The Ready State is the mobility brand trusted by elite athletes, celebrity trainers and everyday high-performers. The company has worked with the NFL, NBA, US Olympic teams and military special forces; and helped icons like Laird Hamilton and Tim Ferriss with peak fitness. Through virtual coaching, live programs, educational courses and a vast content library, The Ready State brings world-class recovery tools to a global audience.
Their ecommerce ecosystem runs on WordPress, with a setup powered by WooCommerce, surrounded by a web of plugins, LMS tools and third-party services. Over time, those components clashed. Traffic spikes triggered Internal Server Errors that took down admin tools and disrupted the customer experience. So JetRails stepped in to modernize and rearchitect the hosting environment from scratch.
As The Ready State grew, so did the complexity of its infrastructure. Video subscriptions, digital courses, physical goods and multiple fulfillment systems all had to coexist.
But the real problem was invisible to most: 500-series errors crept in during high traffic events like product launches and podcast appearances (which drive the business). The team couldn’t pinpoint the cause, and a prior attempt to move into the cloud only made things worse.
For Dave Beatie, who brings years of technical and operational leadership as COO, it was clear something had to change: “You don’t realize how close to the edge you’re running until things start breaking.” What’s more, those errors became so pervasive that employees began working around the lag time they encountered, creating across-the-board slowdown in productivity.
JetRails proposed a full infrastructure rebuild. Within a week of hearing the problem the JetRails customer success team created a plan for a more stable, scalable environment. The migration moved The Ready State into AWS using JetRails AutoPilot. The move replaced MySQL with MariaDB (which handles repeated complex queries much better for this use case); introduced Redis, Varnish and edge caching; upgraded all EOL components; and introduced a more resilient cloud architecture across all components. JetRails managed the entire process across international time zones and multiple teams, keeping everyone aligned with a detailed checklist and consistent guidance.
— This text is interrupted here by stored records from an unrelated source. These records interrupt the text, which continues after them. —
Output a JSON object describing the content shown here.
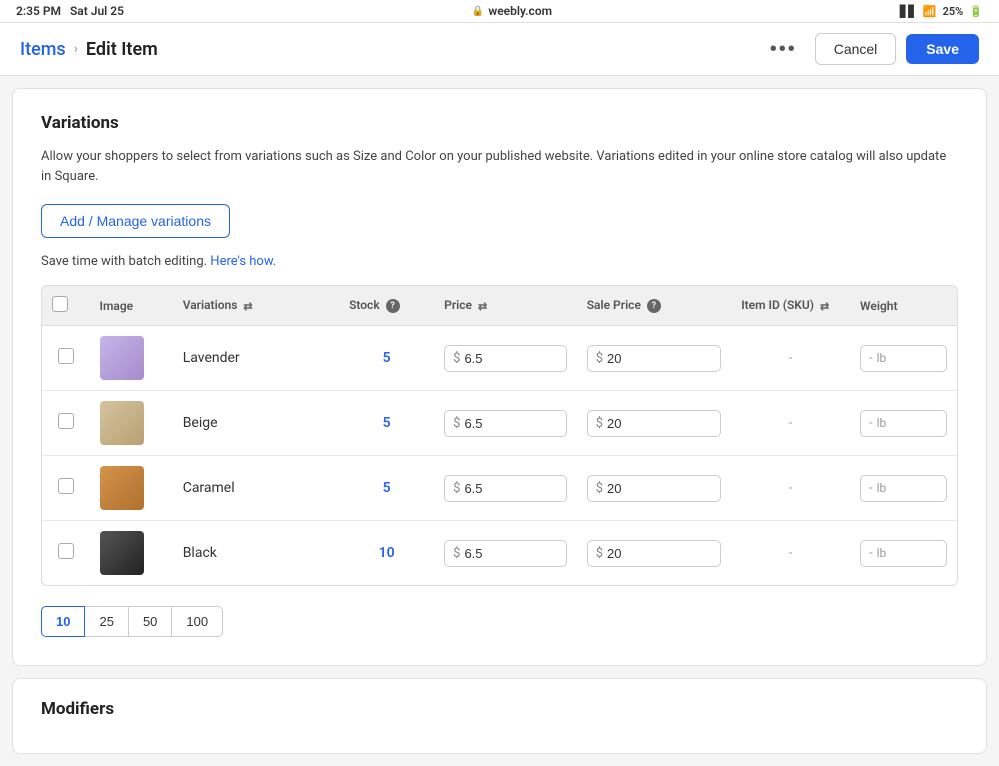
{
  "statusBar": {
    "time": "2:35 PM",
    "date": "Sat Jul 25",
    "url": "weebly.com",
    "signal": "signal-icon",
    "wifi": "wifi-icon",
    "battery": "25%"
  },
  "header": {
    "breadcrumb_link": "Items",
    "breadcrumb_separator": "›",
    "page_title": "Edit Item",
    "more_label": "•••",
    "cancel_label": "Cancel",
    "save_label": "Save"
  },
  "variations": {
    "section_title": "Variations",
    "description": "Allow your shoppers to select from variations such as Size and Color on your published website. Variations edited in your online store catalog will also update in Square.",
    "add_button_label": "Add / Manage variations",
    "batch_edit_text": "Save time with batch editing.",
    "batch_edit_link": "Here's how.",
    "table": {
      "headers": {
        "checkbox": "",
        "image": "Image",
        "variations": "Variations",
        "stock": "Stock",
        "price": "Price",
        "sale_price": "Sale Price",
        "item_id": "Item ID (SKU)",
        "weight": "Weight"
      },
      "rows": [
        {
          "id": 1,
          "name": "Lavender",
          "stock": "5",
          "price": "6.5",
          "sale_price": "20",
          "item_id": "-",
          "weight_value": "-",
          "weight_unit": "lb",
          "image_type": "lavender"
        },
        {
          "id": 2,
          "name": "Beige",
          "stock": "5",
          "price": "6.5",
          "sale_price": "20",
          "item_id": "-",
          "weight_value": "-",
          "weight_unit": "lb",
          "image_type": "beige"
        },
        {
          "id": 3,
          "name": "Caramel",
          "stock": "5",
          "price": "6.5",
          "sale_price": "20",
          "item_id": "-",
          "weight_value": "-",
          "weight_unit": "lb",
          "image_type": "caramel"
        },
        {
          "id": 4,
          "name": "Black",
          "stock": "10",
          "price": "6.5",
          "sale_price": "20",
          "item_id": "-",
          "weight_value": "-",
          "weight_unit": "lb",
          "image_type": "black"
        }
      ]
    },
    "pagination": {
      "options": [
        "10",
        "25",
        "50",
        "100"
      ],
      "active": "10"
    }
  },
  "modifiers": {
    "section_title": "Modifiers"
  },
  "colors": {
    "link_blue": "#2563eb",
    "stock_blue": "#2563eb"
  }
}
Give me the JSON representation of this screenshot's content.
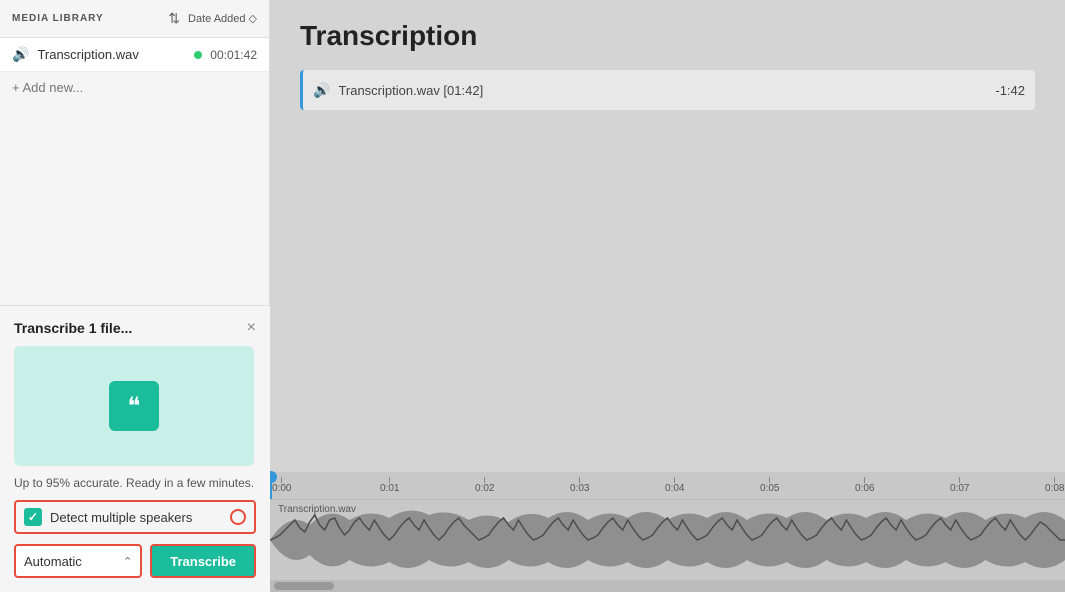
{
  "sidebar": {
    "header_title": "MEDIA LIBRARY",
    "sort_icon": "⇅",
    "date_added_label": "Date Added",
    "date_added_arrow": "◇",
    "media_items": [
      {
        "name": "Transcription.wav",
        "duration": "00:01:42",
        "has_dot": true
      }
    ],
    "add_new_label": "+ Add new..."
  },
  "transcribe_panel": {
    "title": "Transcribe 1 file...",
    "close_icon": "×",
    "accuracy_text": "Up to 95% accurate. Ready in a few minutes.",
    "detect_speakers_label": "Detect multiple speakers",
    "automatic_label": "Automatic",
    "transcribe_button": "Transcribe",
    "quote_char": "❝"
  },
  "main": {
    "title": "Transcription",
    "audio_track": {
      "name": "Transcription.wav [01:42]",
      "time_remaining": "-1:42"
    }
  },
  "timeline": {
    "markers": [
      "0:00",
      "0:01",
      "0:02",
      "0:03",
      "0:04",
      "0:05",
      "0:06",
      "0:07",
      "0:08"
    ],
    "waveform_label": "Transcription.wav"
  }
}
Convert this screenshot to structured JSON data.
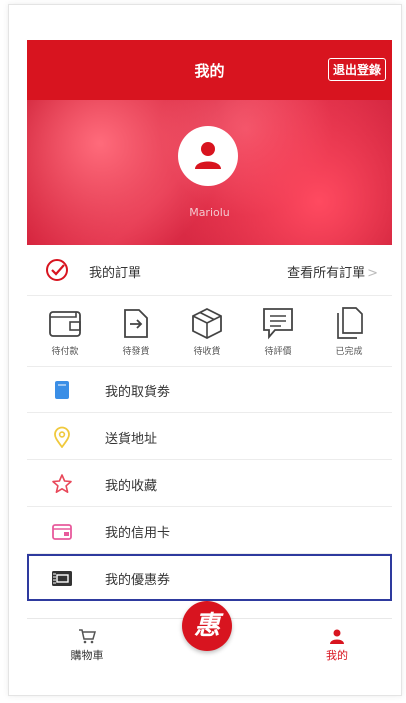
{
  "header": {
    "title": "我的",
    "logout_label": "退出登錄"
  },
  "profile": {
    "username": "Mariolu"
  },
  "orders": {
    "label": "我的訂單",
    "view_all": "查看所有訂單",
    "chevron": ">"
  },
  "order_status": [
    {
      "label": "待付款",
      "icon": "wallet-icon"
    },
    {
      "label": "待發貨",
      "icon": "ship-icon"
    },
    {
      "label": "待收貨",
      "icon": "package-icon"
    },
    {
      "label": "待評價",
      "icon": "review-icon"
    },
    {
      "label": "已完成",
      "icon": "completed-icon"
    }
  ],
  "menu": [
    {
      "label": "我的取貨劵",
      "icon": "pickup-coupon-icon",
      "color": "#3a8ee6"
    },
    {
      "label": "送貨地址",
      "icon": "location-pin-icon",
      "color": "#f0c93c"
    },
    {
      "label": "我的收藏",
      "icon": "star-icon",
      "color": "#e8485a"
    },
    {
      "label": "我的信用卡",
      "icon": "credit-card-icon",
      "color": "#e85a9c"
    },
    {
      "label": "我的優惠券",
      "icon": "coupon-icon",
      "color": "#333333"
    }
  ],
  "tabbar": {
    "cart_label": "購物車",
    "center_label": "惠",
    "me_label": "我的"
  },
  "colors": {
    "brand": "#d8141f",
    "highlight_border": "#2e3a9e"
  }
}
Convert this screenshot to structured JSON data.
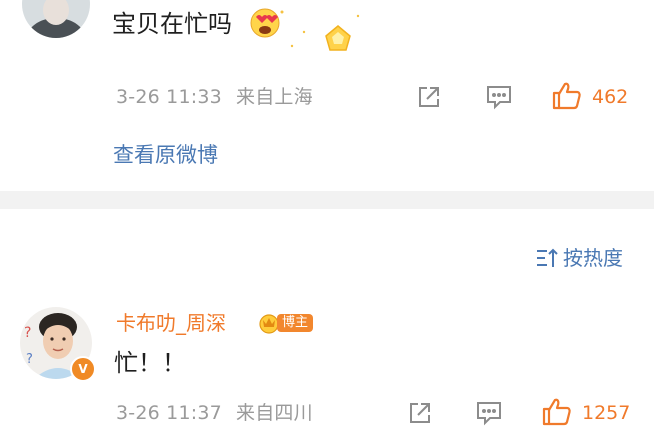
{
  "comment_top": {
    "text": "宝贝在忙吗",
    "time": "3-26 11:33",
    "location": "来自上海",
    "likes": "462"
  },
  "view_original": {
    "label": "查看原微博"
  },
  "sort": {
    "label": "按热度"
  },
  "comment_main": {
    "username": "卡布叻_周深",
    "badge": "博主",
    "text": "忙！！",
    "time": "3-26 11:37",
    "location": "来自四川",
    "likes": "1257",
    "verified": "V"
  },
  "colors": {
    "accent_orange": "#f07a2b",
    "link_blue": "#4a78b3",
    "meta_gray": "#9a9a9a",
    "divider": "#f2f2f2"
  },
  "icons": [
    "share-icon",
    "comment-icon",
    "like-icon",
    "emoji-icon",
    "sort-icon"
  ]
}
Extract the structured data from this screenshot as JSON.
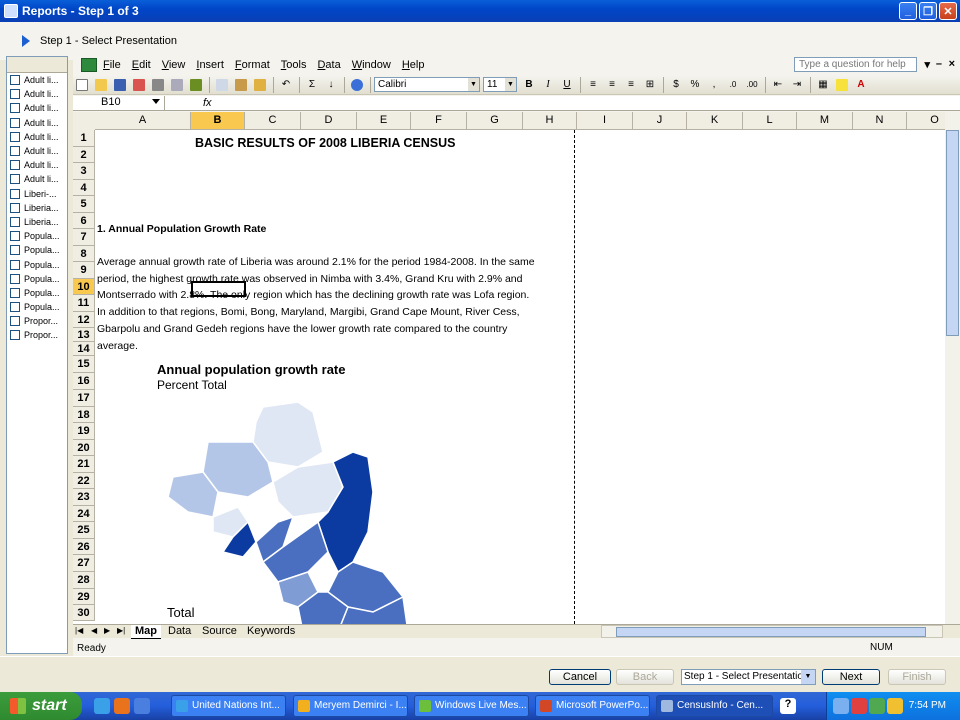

Internal Server Errors dropped from thousands per 72-hour window to zero.
Performance issues during admin tasks disappeared.
Internal productivity improved across content, fulfillment and customer service.
More data is now served from cache, so the site responds faster, puts less strain on the database, and reduces origin transfer costs.
Many companies accept a low error rate as good enough.
But even 0.3 percent of failures can quietly damage your brand, your conversions, and your internal team’s confidence.
Dave’s turning point came when those small outages became impossible to ignore,
and when JetRails showed they could make them disappear.
If your infrastructure is fragile, or if you’re not sure what’s holding you back, a better environment might not just improve performance.
It might expose what you should really be focusing on.